The opening programme featured Anne Shelton and Lizbeth Webb with a special report on Tommy Steele in Moscow (which Payne no doubt thought was the best place for him.) Words And Music got off to a poor start only grabbing 10% of the audience – the production team was hoping for 14% – but there was tough competition from ITV’s quiz game, Twenty One. On one programme, Payne said icily on live TV to a technician, “Would you mind standing away from that monitor and then I will be able to repeat the words?”
In 1960 Payne was involved in another court action. He had parodied Guy Mitchell’s song, ‘Rock-A-Billy’ in his column in the Sunday Pictorial and the publishers alleged breach of copyright. Payne maintained that the rhythm of ‘Rock-A-Billy’ was not unique. He had not written the parody, ‘Rock-A-Philip’, but he maintained that it was an original work in its own right about Prince Philip. It was determined that it was not a breach of copyright.
There was this wonderful exchange:
Jack Payne: “The rock rhythm has unfortunately become very popular in recent years, but I feel it is on the wane now.”
His Lordship, Mr Justice McNair: “Is there anything worse coming?”
Jack Payne: “I hope not. I think it is going to quieten down.”
How wrong can you be.
Payne became a regular panellist on Juke Box Jury, which gave him further opportunities to condemn the music of the day. In March 1960, he chastised Spike Milligan for acting daft and told him that he was unfunny.

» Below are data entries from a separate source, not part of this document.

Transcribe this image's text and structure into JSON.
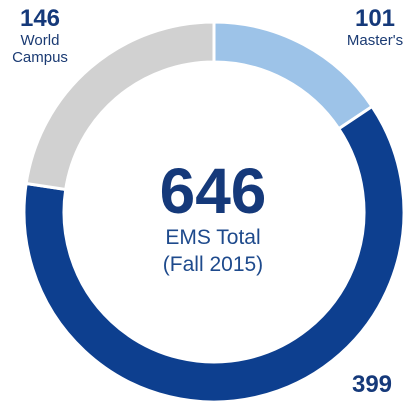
{
  "chart_data": {
    "type": "donut",
    "categories": [
      "Master's",
      null,
      "World Campus"
    ],
    "values": [
      101,
      399,
      146
    ],
    "colors": [
      "#9dc3e8",
      "#0d3f8f",
      "#d1d1d1"
    ],
    "total": 646,
    "center_label": [
      "EMS Total",
      "(Fall 2015)"
    ]
  }
}
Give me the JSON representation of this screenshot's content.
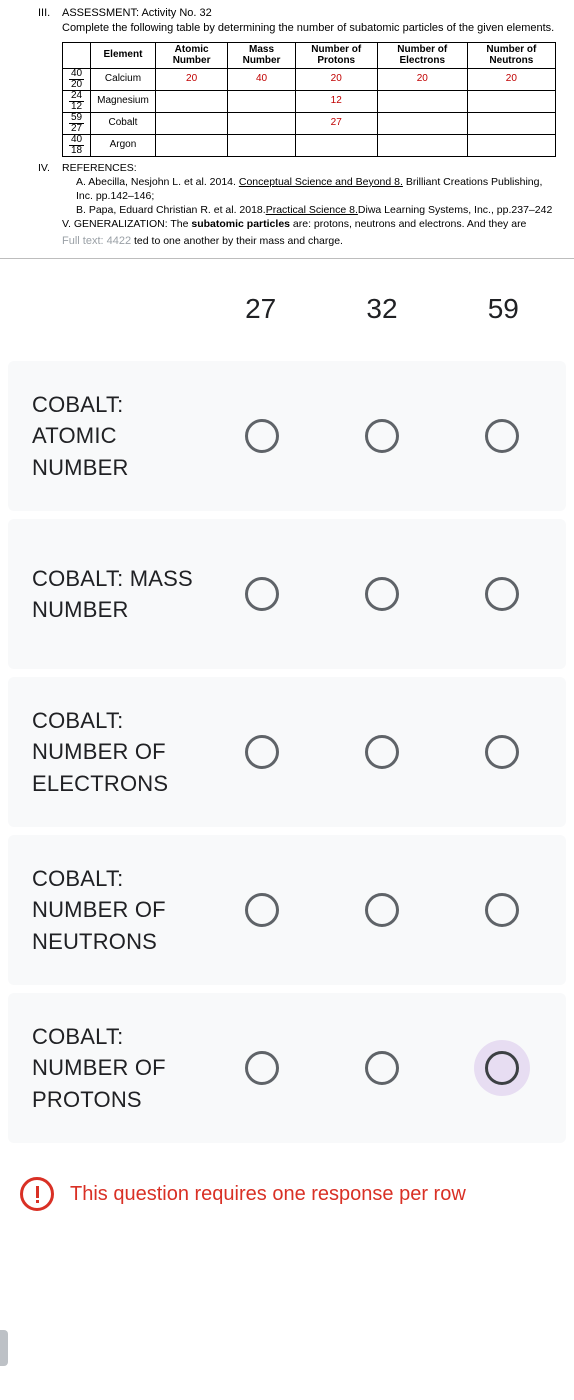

In 1962, Jack Payne was cited in a divorce action for Mr and Mrs Gerard Waites. This humiliation caused a breakdown in his marriage to Peggy Cochrane, so much so that Peggy cannot even write her rival’s name in her 1980 memoir, We Said It With Music.
In 1964, Jack Payne and his lady friend opened Middle House, a hotel and bar in Mayfield, East Sussex, but it lost money, partly because he was totally unsuited to running a bar. One, he drank the contents and two, he was continuously rude to the patrons. Payne was declared bankrupt with £48,000 debts but he was reunited with his wife, Peggy, then a pianist at the Charing Cross Hotel, in 1967. They moved to Tonbridge, Kent but he contracted cancer and became bedridden.
With Peggy by his side, Jack Payne died in Tonbridge at the age of 70 on 4 December 1969. She wrote in her memoir, “I was glad to have been with him at the end. After all, that is what marriage is all about.”